Signs of the Silhouette: “Nu” (Bambalam)
Quando os Signs of the Silhouette se fizeram acompanhar ao vivo por Hernâni Faustino e Helena Espvall no contrabaixo e no violoncelo respectivamente, soaram como se os Godspeed You! Black Emperor tivessem convertido o seu psicadelismo de dimensão orquestral às coordenadas da improvisação. E quando o primeiro, como único “convidado especial”, colaborou com Jorge Nuno (guitarra), João Paulo (bateria) e Miguel Opes (projecções) trocando o mais grave instrumento da família do violino por um baixo eléctrico, o grupo colou à sua identidade “kosmische” uma profundidade e uma espessura mais caracteristicamente jazzísticos.
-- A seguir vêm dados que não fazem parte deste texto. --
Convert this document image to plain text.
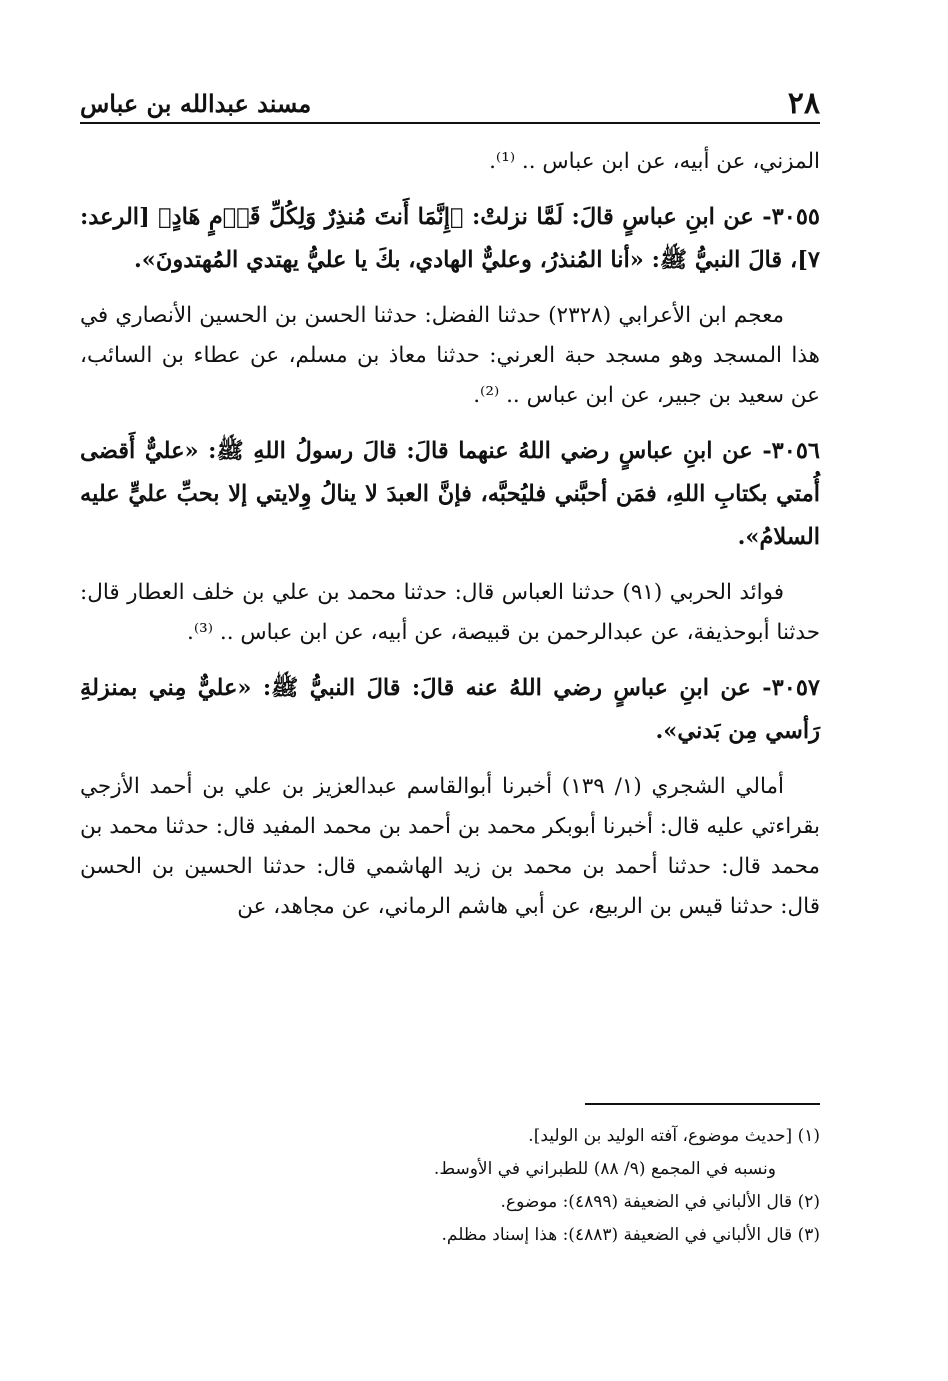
٢٨
مسند عبدالله بن عباس

المزني، عن أبيه، عن ابن عباس .. ⁽¹⁾.

٣٠٥٥- عن ابنِ عباسٍ قالَ: لَمَّا نزلتْ: ﴿إِنَّمَا أَنتَ مُنذِرٌ وَلِكُلِّ قَوۡمٍ هَادٍ﴾ [الرعد: ٧]، قالَ النبيُّ ﷺ: «أنا المُنذرُ، وعليٌّ الهادي، بكَ يا عليُّ يهتدي المُهتدونَ».

معجم ابن الأعرابي (٢٣٢٨) حدثنا الفضل: حدثنا الحسن بن الحسين الأنصاري في هذا المسجد وهو مسجد حبة العرني: حدثنا معاذ بن مسلم، عن عطاء بن السائب، عن سعيد بن جبير، عن ابن عباس .. ⁽²⁾.

٣٠٥٦- عن ابنِ عباسٍ رضي اللهُ عنهما قالَ: قالَ رسولُ اللهِ ﷺ: «عليٌّ أَقضى أُمتي بكتابِ اللهِ، فمَن أحبَّني فليُحبَّه، فإنَّ العبدَ لا ينالُ وِلايتي إلا بحبِّ عليٍّ عليه السلامُ».

فوائد الحربي (٩١) حدثنا العباس قال: حدثنا محمد بن علي بن خلف العطار قال: حدثنا أبوحذيفة، عن عبدالرحمن بن قبيصة، عن أبيه، عن ابن عباس .. ⁽³⁾.

٣٠٥٧- عن ابنِ عباسٍ رضي اللهُ عنه قالَ: قالَ النبيُّ ﷺ: «عليٌّ مِني بمنزلةِ رَأسي مِن بَدني».

أمالي الشجري (١/ ١٣٩) أخبرنا أبوالقاسم عبدالعزيز بن علي بن أحمد الأزجي بقراءتي عليه قال: أخبرنا أبوبكر محمد بن أحمد بن محمد المفيد قال: حدثنا محمد بن محمد قال: حدثنا أحمد بن محمد بن زيد الهاشمي قال: حدثنا الحسين بن الحسن قال: حدثنا قيس بن الربيع، عن أبي هاشم الرماني، عن مجاهد، عن

(١) [حديث موضوع، آفته الوليد بن الوليد].

ونسبه في المجمع (٩/ ٨٨) للطبراني في الأوسط.

(٢) قال الألباني في الضعيفة (٤٨٩٩): موضوع.

(٣) قال الألباني في الضعيفة (٤٨٨٣): هذا إسناد مظلم.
O novo “Nu”, que tem data de publicação hoje mesmo (10 de Junho), é ambas as coisas e outra totalmente diferente, dando o melhor uso às contribuições adicionadas, ambas vindas de membros do Red Trio: o repetente Faustino e, muito especialmente, o pianista Rodrigo Pinheiro. A música transfigura-se, resultando em algo que dificilmente poderíamos ter imaginado. Free rock? Jazz psicadélico?
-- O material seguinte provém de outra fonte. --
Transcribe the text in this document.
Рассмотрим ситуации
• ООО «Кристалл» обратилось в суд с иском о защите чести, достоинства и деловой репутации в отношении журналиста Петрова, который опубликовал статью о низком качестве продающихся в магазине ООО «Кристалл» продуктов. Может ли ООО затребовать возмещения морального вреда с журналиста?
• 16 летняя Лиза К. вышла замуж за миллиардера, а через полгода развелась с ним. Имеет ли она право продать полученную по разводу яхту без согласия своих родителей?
O que surpreende no meio disto é a banda de Lisboa conseguir manter o que lhe é essencial e até levar esse ADN a desenvolvimentos que mais o enriquecem. Este é o melhor álbum dos Signs of the SIlhouette até à data, momentos havendo nos quatro temas, e sobretudo no primeiro (“Tent”) e no terceiro (“Throw”), que chegam a um delicioso estado de êxtase. O disco inspira-se no romance do mesmo título de uma figura maior da ficção científica, Frank Herbert, e como este procura funcionar como uma viagem para o “começo”. Pois é isso mesmo: este trabalho representa como que um renascimento e o início de um daqueles caminhos que só se abrem aos pés caminhando. O que entusiasma é este caminho ser uma subida na ladeira, em direcção a um nível superior de existência feito de pura energia. A confirmação ao vivo acontece logo à noite, na SMUP.
Post scriptum (11/06/12)
No concerto de apresentação de “Nu”, nova transfiguração. E em grande parte novamente induzida pelo convidado Rodrigo Pinheiro. O facto de este ter utilizado um Fender Rhodes (com uma série de pedais de efeitos de guitarra em cima do instrumento, de resto substancialmente “abusados” pelo músico) influiu no desenrolar das improvisações. Ainda que sempre com envolvimentos “psych”, o piano eléctrico remeteu-nos umas quantas vezes para o que faziam Keith Jarrett e Chick Corea no grupo de Miles Davis do período “Bitches Brew”. Com a distinção de que a música resultante reproduziu mais as coordenadas do rock progressivo, via Soft Machine, do que as do jazz-rock de além-Atlântico. E isso apesar das malhas “jazzy” atiradas para a mistura pelo baixo eléctrico de Hernâni Faustino. Nada soou datado, no entanto – se havia um elemento retro evidente (o próprio psicadelismo da guitarra de Jorge Nuno é uma recuperação, se bem que levada a desfechos não realizados nas décadas de 1960 e 70), este foi tratado com uma perspectiva contemporânea. Inovadora até, dadas as pouquíssimo vulgares combinações que ouvimos. Na tela corriam imagens líquidas, havia fumo no ar e pairava um aroma a incenso de chocolate. Foi como que um “Nu 2”, muito diferente do disco, cumprindo a máxima dos Signs of the SIlhouette de que nada se deve repetir.